This day on which we mark the life of Martin Luther King, Jr., is an appropriate time to think about our nation’s determination to revive a dual school system in urban districts: one for the “strivers” (the charters, as Mike Petrilli explained it in a post), and another for the kids unwilling or unable to enroll in a charter school (that is, those who are in public schools).

Yesterday, a teacher asked why parents would keep their children in public schools when charter schools are able to exclude the disruptive kids and provide homogeneous groups of well-behaved students.

Here, Jersey Jazzman adds his thoughts to the exchange on the blog:

An excellent discussion here. I wrote about this last week:

http://jerseyjazzman.blogspot.com/2013/01/segregation-by-behavior-chartery-secret.html

The sad fact is that we already do segregate the students in our public schools: we segregate them by the ability and willingness of their families to pay high prices for housing. If you can afford to pay in the high six-digits for a house in the leafy ‘burbs, then you can send your kid to a fabulous school that will not segregate her from high-achieving children, even if she’s struggling academically or behaviorally. That school will be well-resourced and have a broad and rich curriculum; you’ll also have much more influence on its administration through democratically elected school boards that will be far more responsive to your concerns than autocratic urban school leaders.

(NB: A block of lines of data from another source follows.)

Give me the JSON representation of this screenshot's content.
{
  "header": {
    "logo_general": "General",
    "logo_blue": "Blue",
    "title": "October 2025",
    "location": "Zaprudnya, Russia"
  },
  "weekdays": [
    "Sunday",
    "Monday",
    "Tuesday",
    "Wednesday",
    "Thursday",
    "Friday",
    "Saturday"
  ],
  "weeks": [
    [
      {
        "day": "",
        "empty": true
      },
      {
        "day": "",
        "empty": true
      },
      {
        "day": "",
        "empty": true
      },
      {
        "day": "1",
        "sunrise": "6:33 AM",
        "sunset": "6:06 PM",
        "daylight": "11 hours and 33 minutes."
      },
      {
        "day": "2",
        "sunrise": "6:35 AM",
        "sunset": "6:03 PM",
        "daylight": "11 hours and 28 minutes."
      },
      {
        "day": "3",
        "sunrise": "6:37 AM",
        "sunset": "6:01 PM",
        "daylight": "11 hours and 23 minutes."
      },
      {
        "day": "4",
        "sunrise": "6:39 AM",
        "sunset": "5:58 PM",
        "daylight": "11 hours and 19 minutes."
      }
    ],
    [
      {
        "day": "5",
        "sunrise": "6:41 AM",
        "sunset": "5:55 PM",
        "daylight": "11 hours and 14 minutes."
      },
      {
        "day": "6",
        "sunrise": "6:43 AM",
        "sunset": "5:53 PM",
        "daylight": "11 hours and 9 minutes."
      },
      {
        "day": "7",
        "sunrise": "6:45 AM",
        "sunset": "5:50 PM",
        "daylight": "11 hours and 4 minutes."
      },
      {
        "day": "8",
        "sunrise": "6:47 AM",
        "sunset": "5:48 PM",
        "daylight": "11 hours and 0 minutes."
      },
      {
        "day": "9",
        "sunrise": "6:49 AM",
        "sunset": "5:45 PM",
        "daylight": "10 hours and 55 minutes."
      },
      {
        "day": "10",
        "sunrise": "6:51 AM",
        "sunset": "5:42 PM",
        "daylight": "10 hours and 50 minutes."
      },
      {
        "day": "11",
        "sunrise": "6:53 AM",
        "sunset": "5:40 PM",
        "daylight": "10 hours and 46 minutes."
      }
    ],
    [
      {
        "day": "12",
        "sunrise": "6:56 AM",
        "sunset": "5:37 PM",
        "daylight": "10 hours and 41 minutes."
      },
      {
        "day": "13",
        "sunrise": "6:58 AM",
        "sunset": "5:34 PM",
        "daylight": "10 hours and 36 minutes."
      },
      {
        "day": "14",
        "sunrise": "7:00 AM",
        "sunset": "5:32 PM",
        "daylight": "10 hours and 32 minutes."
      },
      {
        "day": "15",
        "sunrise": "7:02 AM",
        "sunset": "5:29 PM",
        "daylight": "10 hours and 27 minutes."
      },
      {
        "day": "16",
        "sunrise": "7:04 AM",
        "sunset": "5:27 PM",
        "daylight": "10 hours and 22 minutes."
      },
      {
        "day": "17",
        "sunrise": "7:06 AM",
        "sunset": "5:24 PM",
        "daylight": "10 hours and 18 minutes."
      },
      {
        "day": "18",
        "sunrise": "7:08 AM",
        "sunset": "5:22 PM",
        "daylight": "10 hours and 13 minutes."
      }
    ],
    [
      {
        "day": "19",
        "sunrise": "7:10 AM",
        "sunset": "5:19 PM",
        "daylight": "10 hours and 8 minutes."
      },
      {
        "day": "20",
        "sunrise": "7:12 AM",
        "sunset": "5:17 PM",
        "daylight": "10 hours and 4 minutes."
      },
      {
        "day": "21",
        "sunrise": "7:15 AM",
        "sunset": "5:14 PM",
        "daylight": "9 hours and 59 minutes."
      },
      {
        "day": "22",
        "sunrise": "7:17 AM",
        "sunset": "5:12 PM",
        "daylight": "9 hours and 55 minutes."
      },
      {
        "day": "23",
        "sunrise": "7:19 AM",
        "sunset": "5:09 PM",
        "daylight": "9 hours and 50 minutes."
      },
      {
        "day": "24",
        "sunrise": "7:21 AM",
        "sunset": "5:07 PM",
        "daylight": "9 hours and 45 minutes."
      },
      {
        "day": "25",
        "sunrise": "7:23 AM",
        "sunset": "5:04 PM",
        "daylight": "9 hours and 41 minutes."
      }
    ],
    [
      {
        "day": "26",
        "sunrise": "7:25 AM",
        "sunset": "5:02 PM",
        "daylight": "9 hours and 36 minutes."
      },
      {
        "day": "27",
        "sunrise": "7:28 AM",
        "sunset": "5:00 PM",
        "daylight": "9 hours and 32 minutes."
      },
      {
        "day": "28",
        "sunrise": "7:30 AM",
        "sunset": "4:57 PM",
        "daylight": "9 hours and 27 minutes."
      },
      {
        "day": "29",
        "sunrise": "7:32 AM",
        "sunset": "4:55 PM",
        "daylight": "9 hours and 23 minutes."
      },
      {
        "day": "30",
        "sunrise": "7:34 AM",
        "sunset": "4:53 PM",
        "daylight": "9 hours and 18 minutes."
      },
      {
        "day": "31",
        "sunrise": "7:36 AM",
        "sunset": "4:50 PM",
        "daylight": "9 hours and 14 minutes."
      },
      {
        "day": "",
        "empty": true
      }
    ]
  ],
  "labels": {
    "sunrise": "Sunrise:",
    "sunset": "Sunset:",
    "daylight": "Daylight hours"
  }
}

These are rights and privileges that come from wealth. They are not available to parents living in urban areas where school resources are being drained by both regressive tax structures and the proliferation of charters, and where citizens are increasingly disenfranchised from having a say in how their schools are run. We currently have a two-tiered system of eduction in this country, and it has nothing to do with how “gifted” the students are in each tier.

Again, I give Petrilli credit for finally addressing all of this. But let’s take it to its logical conclusion:

If we are really saying the issue in urban education is that the “disruptors” need to be separated out, then charters are a terrible way to do so. Folks like Petrilli who want to segregate the children this way have an obligation to propose a fair, transparent, and broad-based system of evaluation at the developmentally appropriate time to track children not just by ability, but by classroom behavior. That system needs to be free of racial, ethnic, gender, and socio-economic bias.

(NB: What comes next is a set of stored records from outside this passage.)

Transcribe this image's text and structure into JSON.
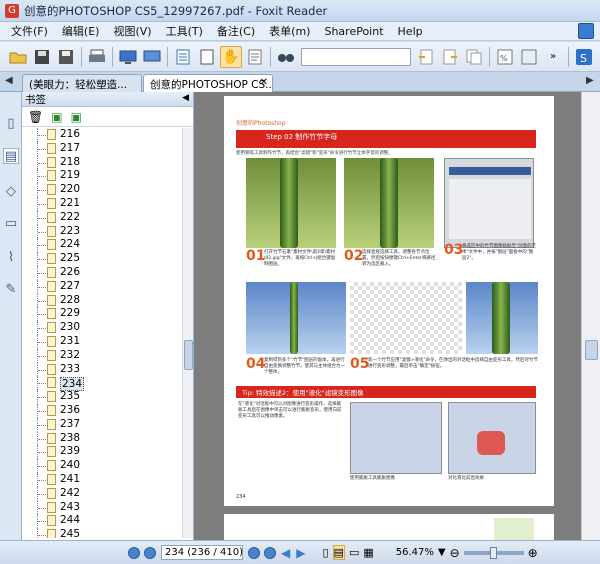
{
  "window": {
    "title": "创意的PHOTOSHOP  CS5_12997267.pdf - Foxit Reader"
  },
  "menu": {
    "items": [
      "文件(F)",
      "编辑(E)",
      "视图(V)",
      "工具(T)",
      "备注(C)",
      "表单(m)",
      "SharePoint",
      "Help"
    ]
  },
  "toolbar": {
    "icons": [
      "open-folder-icon",
      "save-icon",
      "save-as-icon",
      "print-icon",
      "screen-icon",
      "display-icon",
      "document-icon",
      "page-icon",
      "hand-tool-icon",
      "select-text-icon",
      "find-icon",
      "search-input",
      "previous-result-icon",
      "next-result-icon",
      "copy-icon",
      "zoom-in-icon",
      "view-icon",
      "sharepoint-icon"
    ],
    "search_value": ""
  },
  "tabs": [
    {
      "label": "(美眼力：轻松塑造...",
      "active": false
    },
    {
      "label": "创意的PHOTOSHOP  CS...",
      "active": true
    }
  ],
  "bookmarks": {
    "header": "书签",
    "items": [
      "216",
      "217",
      "218",
      "219",
      "220",
      "221",
      "222",
      "223",
      "224",
      "225",
      "226",
      "227",
      "228",
      "229",
      "230",
      "231",
      "232",
      "233",
      "234",
      "235",
      "236",
      "237",
      "238",
      "239",
      "240",
      "241",
      "242",
      "243",
      "244",
      "245"
    ],
    "selected": "234"
  },
  "document": {
    "header_text": "创意的Photoshop",
    "step_title": "Step 02 制作竹节字母",
    "step_subtitle": "使用钢笔工具制作竹节，再结合\"滤镜\"和\"变形\"命令进行竹节立体字母的调整。",
    "steps": [
      {
        "num": "01",
        "text": "打开竹节石素\"素材文件\\第4章\\素材\\02.jpg\"文件，再按Ctrl+J组合键复制图层。"
      },
      {
        "num": "02",
        "text": "选择直接选择工具，调整各节点位置，然后按快捷键Ctrl+Enter将路径转为选区载入。"
      },
      {
        "num": "03",
        "text": "将选区中的竹节图像粘贴至\"创意的艺术\"文件中，并按\"图层\"面板中的\"图层2\"。"
      },
      {
        "num": "04",
        "text": "复制得到多个\"竹节\"图层的副本，再进行自由变换调整竹节，使其与主体组合为一个整体。"
      },
      {
        "num": "05",
        "text": "新一个竹节应用\"滤镜>液化\"命令，在弹出的对话框中选择自由变形工具，然后对竹节进行变形调整，最后单击\"确定\"按钮。"
      }
    ],
    "tip_title": "Tip: 特效描述2：使用\"液化\"滤镜变形图像",
    "tip_text": "在\"液化\"对话框中可以对图像进行变形操作，选择膨胀工具后在图像中单击可以进行膨胀变形，使用向前变形工具可以推动像素。",
    "tip_captions": [
      "使用膨胀工具膨胀图像",
      "对比液化前后效果"
    ],
    "page_number": "234"
  },
  "status": {
    "page_field": "234 (236 / 410)",
    "zoom": "56.47%"
  }
}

But, perhaps most importantly, it needs to be applied uniformly across our society. There should be no more recourse for wealthy parents to buy their way into a public school district that mainstreams their disruptive, underachieving child with the high-flyers, while poor children in cities are separated into castes.

Good luck trying to sell that one to the PTO, Mike.

Until Petrilli is ready to roll out his system, let’s at least all agree on his premise: the secret to “successful” charters is that they serve different students than neighboring public schools. That’s a big step forward in the debate, and one I’d be happy to see many others take.